The census authors note: “There is far too little data on actual FOSS usage. Although public data on package downloads, code changes, and known security vulnerabilities abound, the view on where and how FOSS packages are being used remains opaque.
“Accurate project identification impacts not only academia, but the private sector as well. As cyberattacks and security breaches increase, all companies—not just Big
Tech—will need to become more cognizant of which components comprise their websites and applications, as well as the origins of those components.”
Open Source Census: The Top 10 FOSS Components in Production Applications
Here are the Top 10 most-used FOSS packages*, listed in alphabetical order. (Titles are hyperlinked to repositories). With these dominated by JavaScript-related packages, the open source census also compiled a non-JS-dominated list, see at bottom.
1: async
A utility module which provides functions for working with asynchronous JavaScript.
2: inherits
A browser-friendly inheritance fully compatible with standard node.js inherits.
3: isarray
This is Array for older browsers and deprecated Node.js versions.
4: kind-of
Get the native JavaScript type of a value.
5: Iodash
Another modern JavaScript utility library.
6: Minimist
This module is the guts of optimist’s argument parser.
7: Natives
Do stuff with Node.js’s native JavaScript modules.
8: QS
A querystring parsing and stringifying library with some added security.
9: Readable-Stream
Node.js core streams for userland.
10: String-Decoder
Node-core string_decoder for userland.
How Were These Identified?
The research tapped public data sets and private usage data by Software Composition Analysis (SCAs) and application security companies, including Snyk and Synopsys Cybersecurity Research Center (CyRC), in partnership with the Linux Foundation’s CII to produce the list, with the SCA partners providing data from automated scans of production systems within their customers’ environments.

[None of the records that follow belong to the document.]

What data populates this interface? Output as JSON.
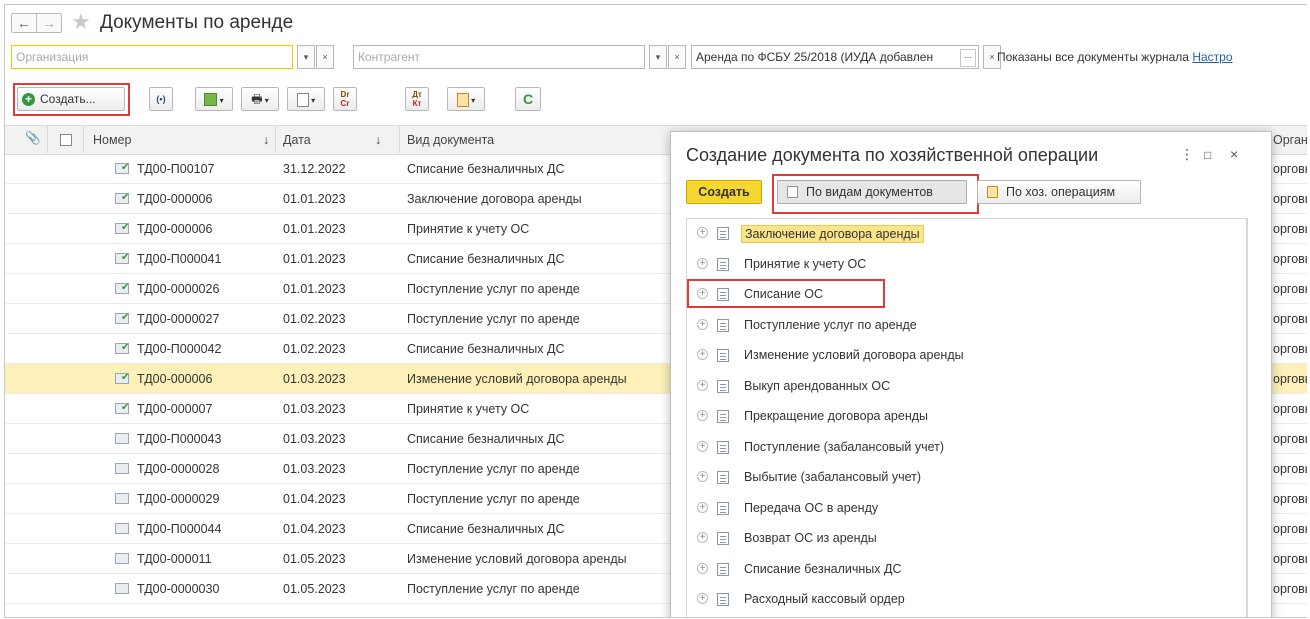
{
  "window": {
    "title": "Документы по аренде",
    "back": "←",
    "forward": "→",
    "star": "★"
  },
  "filters": {
    "organization_placeholder": "Организация",
    "counterparty_placeholder": "Контрагент",
    "arenda_value": "Аренда по ФСБУ 25/2018 (ИУДА добавлен",
    "more": "...",
    "dropdown": "▾",
    "clear": "×",
    "shown_text": "Показаны все документы журнала",
    "settings_link": "Настро"
  },
  "toolbar": {
    "create_label": "Создать...",
    "radio_icon": "(•)",
    "dt": "Dr",
    "ct": "Cr",
    "dt_ru": "Дт",
    "kt_ru": "Кт",
    "refresh": "C"
  },
  "table": {
    "columns": [
      "Номер",
      "Дата",
      "Вид документа",
      "Органи"
    ],
    "sort_arrow": "↓",
    "rows": [
      {
        "number": "ТД00-П00107",
        "date": "31.12.2022",
        "type": "Списание безналичных ДС",
        "org": "орговы",
        "posted": true
      },
      {
        "number": "ТД00-000006",
        "date": "01.01.2023",
        "type": "Заключение договора аренды",
        "org": "орговы",
        "posted": true
      },
      {
        "number": "ТД00-000006",
        "date": "01.01.2023",
        "type": "Принятие к учету ОС",
        "org": "орговы",
        "posted": true
      },
      {
        "number": "ТД00-П000041",
        "date": "01.01.2023",
        "type": "Списание безналичных ДС",
        "org": "орговы",
        "posted": true
      },
      {
        "number": "ТД00-0000026",
        "date": "01.01.2023",
        "type": "Поступление услуг по аренде",
        "org": "орговы",
        "posted": true
      },
      {
        "number": "ТД00-0000027",
        "date": "01.02.2023",
        "type": "Поступление услуг по аренде",
        "org": "орговы",
        "posted": true
      },
      {
        "number": "ТД00-П000042",
        "date": "01.02.2023",
        "type": "Списание безналичных ДС",
        "org": "орговы",
        "posted": true
      },
      {
        "number": "ТД00-000006",
        "date": "01.03.2023",
        "type": "Изменение условий договора аренды",
        "org": "орговы",
        "posted": true,
        "selected": true
      },
      {
        "number": "ТД00-000007",
        "date": "01.03.2023",
        "type": "Принятие к учету ОС",
        "org": "орговы",
        "posted": true
      },
      {
        "number": "ТД00-П000043",
        "date": "01.03.2023",
        "type": "Списание безналичных ДС",
        "org": "орговы",
        "posted": false
      },
      {
        "number": "ТД00-0000028",
        "date": "01.03.2023",
        "type": "Поступление услуг по аренде",
        "org": "орговы",
        "posted": false
      },
      {
        "number": "ТД00-0000029",
        "date": "01.04.2023",
        "type": "Поступление услуг по аренде",
        "org": "орговы",
        "posted": false
      },
      {
        "number": "ТД00-П000044",
        "date": "01.04.2023",
        "type": "Списание безналичных ДС",
        "org": "орговы",
        "posted": false
      },
      {
        "number": "ТД00-000011",
        "date": "01.05.2023",
        "type": "Изменение условий договора аренды",
        "org": "орговы",
        "posted": false
      },
      {
        "number": "ТД00-0000030",
        "date": "01.05.2023",
        "type": "Поступление услуг по аренде",
        "org": "орговы",
        "posted": false
      }
    ]
  },
  "dialog": {
    "title": "Создание документа по хозяйственной операции",
    "menu": "⋮",
    "maximize": "□",
    "close": "×",
    "create_label": "Создать",
    "by_kind_label": "По видам документов",
    "by_operation_label": "По хоз. операциям",
    "items": [
      "Заключение договора аренды",
      "Принятие к учету ОС",
      "Списание ОС",
      "Поступление услуг по аренде",
      "Изменение условий договора аренды",
      "Выкуп арендованных ОС",
      "Прекращение договора аренды",
      "Поступление (забалансовый учет)",
      "Выбытие (забалансовый учет)",
      "Передача ОС в аренду",
      "Возврат ОС из аренды",
      "Списание безналичных ДС",
      "Расходный кассовый ордер"
    ],
    "expand": "+"
  },
  "colors": {
    "accent_yellow": "#f6d631",
    "selected_row": "#fdf0b8",
    "highlight_box": "#e03a3a",
    "create_green": "#2f9a3b",
    "link_blue": "#1d5fa3"
  }
}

The most used, non-JavaScript FOSS packages among those reported in the private usage data contributed by SCA partners.
The non-JavaScript FOSS packages Top 10
1: com.fasterxml.jackson.core:jackson-core
A core part of Jackson that defines Streaming API as well as basic shared abstractions.
2: com.fasterxml.jackson.core:jackson-databind
A general data-binding package for Jackson (2.x): works on streaming API (core) implementation(s).
3: com.google.guava:guava
Google core libraries for Java.
4: commons-codec
Apache Commons Codec (TM) software that provides implementations of common encoders and decoders such as Base64, Hex, Phonetic and URLs.
5: commons-io
Commons IO is a library of utilities to assist with developing IO functionality
6: httpcomponents-client
The Apache HttpComponents project is responsible for creating and maintaining a toolset of low level Java components focused on HTTP and associated protocols.
8: logback-core
A generic logging framework for Java.
9: org.apache.commons:commons-lang3
A package of Java utility classes for the classes that are in java.lang’s hierarchy, or are considered to be so standard as to justify existence in java.lang
10: slf4j:slf4j
A simple logging facade for Java.
“FOSS was long seen as the domain of hobbyists and tinkerers. However, it has now become an integral component of the modern economy and is a fundamental building block of everyday technologies like smart phones, cars, the Internet of Things, and numerous pieces of critical infrastructure,” said Frank Nagle, a professor at Harvard Business School and co-director of the Census II project. “Understanding which components are most widely used and most vulnerable will allow us to help ensure the continued health of the ecosystem and the digital economy.
The full Linux Foundation report can be read here [pdf].
* A unit of software that can be installed and managed by a package manager — in turn, defined as “software that automates the process of installing/managing packages.”